After sweeping the 200-, 400-, 800-, and 1,500-meter freestyles at the 2015 World Championships and setting world records in the 400, 800, and 1,500, anything short of dominance in Rio will be a disappointment.
Yet prior to Ledecky’s rise to becoming the best female swimmer — and arguably the best swimmer overall — in the world, she made a not-so-minor change to her approach that fuelled her greatness.
According to Washington Post’s Dave Sheinin, during a practice in 2011, Ledecky was challenged to swim laps in fewer strokes and often had to lunge at the wall to complete the lap. Her then-coach Yuri Suguiyama had been theorizing that Ledecky would benefit from a “gallop” or “hitch” stroke, similar to how male swimmers like Michael Phelps swim.
The drill proved his theory.
Sheining describes the stroke as more “syncopated” than “metronomic.” ESPN’s Philip Hersh notes that her left arms stays on top of the water slightly longer than her right. It also involves her legs more and requires increased coordination from her arms through her hips and legs to prevent drag.
Ledecky told Sheinin, “[Suguiyama] said, “Ooh, that stroke looked really good. Let’s try to hold that for a whole 125.'”
However, Suguiyama said it was intentional after studying her stroke:
“She was swimming more like a classic female distance swimmer. She would breathe to both sides. She had kind of a sporadic kick, or what we call a two-beat kick. And I don’t know — I just didn’t like the way she swam…. I think I was watching a Phelps race from 2007. His legs were moving the entire time. He had a nice little hitch, or a gallop, and I was like, man, Katie could swim that way…. It just takes advantage of the aggression and the kind of fury that she swims with.”
Ledecky’s current coach Bruce Gemmell told Hersh: “She grabs water and pulls like a rock climber. Everyone else’s hand moves through the water. She moves her body past her hand.”

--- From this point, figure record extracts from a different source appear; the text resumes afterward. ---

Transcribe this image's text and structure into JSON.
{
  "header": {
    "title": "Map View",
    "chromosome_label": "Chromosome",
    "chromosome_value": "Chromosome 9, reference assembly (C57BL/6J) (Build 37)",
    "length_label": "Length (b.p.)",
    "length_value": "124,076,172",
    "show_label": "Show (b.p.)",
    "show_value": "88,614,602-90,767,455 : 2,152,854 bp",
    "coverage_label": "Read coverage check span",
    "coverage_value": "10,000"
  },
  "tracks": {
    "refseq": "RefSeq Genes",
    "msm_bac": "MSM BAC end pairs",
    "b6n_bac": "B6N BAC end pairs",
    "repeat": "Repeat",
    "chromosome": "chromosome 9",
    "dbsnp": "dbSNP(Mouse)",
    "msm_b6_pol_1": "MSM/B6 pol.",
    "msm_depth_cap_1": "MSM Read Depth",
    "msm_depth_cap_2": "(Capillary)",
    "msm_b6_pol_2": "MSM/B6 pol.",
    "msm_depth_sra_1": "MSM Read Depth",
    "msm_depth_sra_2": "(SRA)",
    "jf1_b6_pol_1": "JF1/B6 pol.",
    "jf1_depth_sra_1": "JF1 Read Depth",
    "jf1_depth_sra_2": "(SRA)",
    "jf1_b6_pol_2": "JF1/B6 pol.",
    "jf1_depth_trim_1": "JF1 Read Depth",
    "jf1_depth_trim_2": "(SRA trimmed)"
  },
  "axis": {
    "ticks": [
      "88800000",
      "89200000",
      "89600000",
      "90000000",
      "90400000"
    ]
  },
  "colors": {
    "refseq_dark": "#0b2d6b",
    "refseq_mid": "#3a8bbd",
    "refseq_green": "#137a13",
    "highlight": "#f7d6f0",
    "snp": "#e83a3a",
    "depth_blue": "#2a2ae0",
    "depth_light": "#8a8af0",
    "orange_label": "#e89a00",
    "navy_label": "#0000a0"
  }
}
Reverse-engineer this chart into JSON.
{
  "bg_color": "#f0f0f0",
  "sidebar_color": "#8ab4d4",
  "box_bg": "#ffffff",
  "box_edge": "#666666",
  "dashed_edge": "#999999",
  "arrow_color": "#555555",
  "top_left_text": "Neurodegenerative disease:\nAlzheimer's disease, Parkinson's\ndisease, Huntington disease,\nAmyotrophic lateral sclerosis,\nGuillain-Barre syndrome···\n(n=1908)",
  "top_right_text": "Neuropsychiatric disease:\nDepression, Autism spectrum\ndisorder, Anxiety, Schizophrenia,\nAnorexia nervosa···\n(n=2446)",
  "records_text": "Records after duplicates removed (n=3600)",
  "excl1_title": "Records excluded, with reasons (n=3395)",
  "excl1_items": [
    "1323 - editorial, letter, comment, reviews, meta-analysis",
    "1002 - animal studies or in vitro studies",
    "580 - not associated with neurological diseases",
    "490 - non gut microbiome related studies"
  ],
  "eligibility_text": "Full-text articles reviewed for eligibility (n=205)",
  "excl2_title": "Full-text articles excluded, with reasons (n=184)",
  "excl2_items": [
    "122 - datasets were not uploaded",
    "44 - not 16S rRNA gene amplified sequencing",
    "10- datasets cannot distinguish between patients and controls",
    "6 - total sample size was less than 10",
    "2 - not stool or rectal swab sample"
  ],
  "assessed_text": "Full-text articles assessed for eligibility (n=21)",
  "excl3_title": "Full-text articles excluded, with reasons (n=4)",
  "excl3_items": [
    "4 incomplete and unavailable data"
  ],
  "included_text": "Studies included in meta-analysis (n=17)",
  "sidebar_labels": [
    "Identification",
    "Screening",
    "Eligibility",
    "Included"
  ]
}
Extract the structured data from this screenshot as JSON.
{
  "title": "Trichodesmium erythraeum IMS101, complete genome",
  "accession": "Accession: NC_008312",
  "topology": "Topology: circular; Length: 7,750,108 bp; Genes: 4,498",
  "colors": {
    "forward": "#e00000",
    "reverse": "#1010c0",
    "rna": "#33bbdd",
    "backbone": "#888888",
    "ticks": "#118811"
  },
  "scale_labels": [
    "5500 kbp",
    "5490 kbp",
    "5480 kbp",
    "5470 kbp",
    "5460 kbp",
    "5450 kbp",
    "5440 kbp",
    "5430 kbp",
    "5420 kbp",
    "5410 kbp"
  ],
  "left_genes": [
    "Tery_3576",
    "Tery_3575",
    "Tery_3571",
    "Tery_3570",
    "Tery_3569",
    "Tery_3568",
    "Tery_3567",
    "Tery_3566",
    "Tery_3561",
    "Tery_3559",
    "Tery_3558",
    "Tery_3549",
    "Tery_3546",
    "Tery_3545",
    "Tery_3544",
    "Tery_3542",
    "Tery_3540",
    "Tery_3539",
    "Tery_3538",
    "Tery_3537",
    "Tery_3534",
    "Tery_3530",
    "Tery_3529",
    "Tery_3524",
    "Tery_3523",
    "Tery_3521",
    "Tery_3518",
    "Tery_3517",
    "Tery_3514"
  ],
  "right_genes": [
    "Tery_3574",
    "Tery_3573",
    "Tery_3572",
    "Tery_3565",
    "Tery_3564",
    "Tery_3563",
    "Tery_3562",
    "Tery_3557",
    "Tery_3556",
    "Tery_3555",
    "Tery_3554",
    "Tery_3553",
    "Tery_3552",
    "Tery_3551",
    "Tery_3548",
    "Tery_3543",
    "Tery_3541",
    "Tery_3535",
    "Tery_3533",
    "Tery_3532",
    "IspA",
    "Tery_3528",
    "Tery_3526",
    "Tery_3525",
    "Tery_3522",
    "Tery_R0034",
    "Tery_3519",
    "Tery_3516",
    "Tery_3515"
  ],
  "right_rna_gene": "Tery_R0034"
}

Below, the stroke can be seen during Ledecky’s 800-meter swim at the 2016 Arena Pro Swim Series. Note how her left arms drags and stays on top of the water longer than her right and how she continuously breathes from her right side:
The timing wasn’t coincidental, either. The change took place in 2011, months before the 2012 Olympics, where Ledecky captured her first gold as a 15-year-old in the 800-meter freestyle. From there, she began her ascent.
As Connor Jaeger, a U.S. Olympic swimmer, told Sheinin, “Her stroke is like a man’s stroke. I mean that in a positive way. She swims like a man.”
It’s fitting, then, that Ledecky trains with men and often beats them in the pool, according to Hersh.
“She’ll literally beat all the guys in the workout, and it looks like it’s nothing, like she is barely breathing,” Phelps told Hersh.
Expectations are undoubtedly high for Ledecky at Rio, and justifiably so. Watching her attempt to live up to those expectations will be one of the must-watch stories of the Olympics.